India has ramped up security for the event, deploying 45,000 troops with high-tech surveillance tools overseeing the grueling trek to reach the high-altitude cave, dedicated to the Hindu deity of destruction Shiva.
“We have multi-layered and in-depth security arrangements so that we can make the pilgrimage safe and smooth for the devotees,” said VK Birdi, police chief for the Muslim-majority territory.
At Pahalgam, soldiers have turned a tented base camp into a fortress encircled by razor wire.
Troops in newly deployed armored cars, or from gun positions behind sandbags, keep a close watch — efforts boosted by facial recognition cameras.
“High-quality surveillance cameras have been installed at all major points along the route,” said Manoj Sinha, the Indian-appointed top administrator for Jammu and Kashmir.
All pilgrims must be registered and travel in guarded vehicle convoys, until they start out to walk.
Camouflaged bunkers have been erected in the forests along the route, where dozens of makeshift kitchens provide free food.
Electronic radio cards pinpoint their location.
Pilgrims can take several days to reach the cave, perched at 3,900 meters (12,800 feet) high, around 30 kilometers (18 miles) uphill from the last easily motorable track.

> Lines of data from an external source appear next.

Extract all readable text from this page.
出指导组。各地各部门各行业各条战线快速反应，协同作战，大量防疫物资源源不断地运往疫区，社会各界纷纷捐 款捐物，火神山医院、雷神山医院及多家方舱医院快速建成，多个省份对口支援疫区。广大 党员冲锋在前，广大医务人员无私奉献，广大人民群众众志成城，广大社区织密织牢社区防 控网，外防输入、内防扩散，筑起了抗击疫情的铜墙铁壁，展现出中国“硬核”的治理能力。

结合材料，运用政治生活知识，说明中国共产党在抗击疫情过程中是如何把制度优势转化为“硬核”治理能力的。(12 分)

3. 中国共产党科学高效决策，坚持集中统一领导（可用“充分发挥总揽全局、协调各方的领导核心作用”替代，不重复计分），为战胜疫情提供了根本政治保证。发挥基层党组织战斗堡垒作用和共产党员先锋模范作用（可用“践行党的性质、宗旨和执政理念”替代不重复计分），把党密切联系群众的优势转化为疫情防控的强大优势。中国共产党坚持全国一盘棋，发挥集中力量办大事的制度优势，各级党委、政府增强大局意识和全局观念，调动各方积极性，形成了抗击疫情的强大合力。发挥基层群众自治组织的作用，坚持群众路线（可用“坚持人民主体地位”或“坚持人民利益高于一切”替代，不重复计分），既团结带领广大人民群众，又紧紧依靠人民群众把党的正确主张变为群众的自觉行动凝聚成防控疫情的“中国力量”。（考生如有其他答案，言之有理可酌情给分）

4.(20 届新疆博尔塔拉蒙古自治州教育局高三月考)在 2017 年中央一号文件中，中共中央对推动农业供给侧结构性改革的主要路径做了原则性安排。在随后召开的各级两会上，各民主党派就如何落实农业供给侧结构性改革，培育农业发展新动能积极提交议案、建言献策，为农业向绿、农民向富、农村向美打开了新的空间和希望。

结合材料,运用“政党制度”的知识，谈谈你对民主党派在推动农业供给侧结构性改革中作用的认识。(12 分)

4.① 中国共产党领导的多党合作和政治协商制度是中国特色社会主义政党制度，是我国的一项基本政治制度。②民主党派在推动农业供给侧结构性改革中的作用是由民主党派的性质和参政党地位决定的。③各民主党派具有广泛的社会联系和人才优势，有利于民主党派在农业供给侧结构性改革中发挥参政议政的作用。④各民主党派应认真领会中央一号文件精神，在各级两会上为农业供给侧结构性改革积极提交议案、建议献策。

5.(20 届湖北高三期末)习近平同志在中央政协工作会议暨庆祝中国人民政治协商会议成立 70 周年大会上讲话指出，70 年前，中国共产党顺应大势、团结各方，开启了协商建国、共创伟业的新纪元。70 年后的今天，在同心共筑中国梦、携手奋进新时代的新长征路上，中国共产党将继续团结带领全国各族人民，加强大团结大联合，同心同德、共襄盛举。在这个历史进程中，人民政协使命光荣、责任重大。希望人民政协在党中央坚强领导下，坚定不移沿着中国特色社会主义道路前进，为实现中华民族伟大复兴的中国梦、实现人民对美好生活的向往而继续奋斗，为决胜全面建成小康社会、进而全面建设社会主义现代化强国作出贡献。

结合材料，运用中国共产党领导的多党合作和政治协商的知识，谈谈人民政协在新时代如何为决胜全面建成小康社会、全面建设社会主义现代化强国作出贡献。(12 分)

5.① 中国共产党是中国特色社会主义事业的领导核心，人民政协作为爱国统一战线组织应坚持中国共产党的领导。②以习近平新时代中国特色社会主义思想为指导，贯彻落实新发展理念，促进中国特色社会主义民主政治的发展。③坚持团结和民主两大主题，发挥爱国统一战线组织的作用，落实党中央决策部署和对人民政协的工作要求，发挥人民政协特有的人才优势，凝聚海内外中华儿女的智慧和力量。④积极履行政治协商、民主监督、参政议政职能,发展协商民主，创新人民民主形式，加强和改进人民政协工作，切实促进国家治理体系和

“Whatever the attack that was carried out here, I am not afraid. I have come to get a glimpse of baba (the ice formation)” said Ujwal Yadav, 29, from India’s Uttar Pradesh state, undertaking his first pilgrimage to the shrine.
“Such are the security arrangements here that no one can be hurt.”
Sinha has said that “public confidence is returning,” but admits that pilgrim registration had dipped by 10 percent this year.
Once a modest, little-known ritual, attended by only a few thousand mainly local devotees, the pilgrimage has grown since an armed insurgency erupted in 1989.
India’s government has since heavily promoted the annual event, which runs until August 9.
Rebels fighting against India’s control of Kashmir have said the pilgrimage is not a target, but have warned they would act if it was used to assert Hindu dominance.
In 2017, suspected rebels attacked a pilgrim bus, killing 11 people.
The gunmen who carried out the April 22 killings remain at large, despite the manhunt by security forces in Kashmir where India has half a million soldiers permanently deployed.
On June 22, India’s National Investigation Agency said two men had been arrested from the Pahalgam area who they said had “provided food, shelter and logistical support” to the gunmen.
Indian police have issued wanted notices for three of the gunmen, two of whom they said were Pakistani citizens. Pakistani has rejected the claim.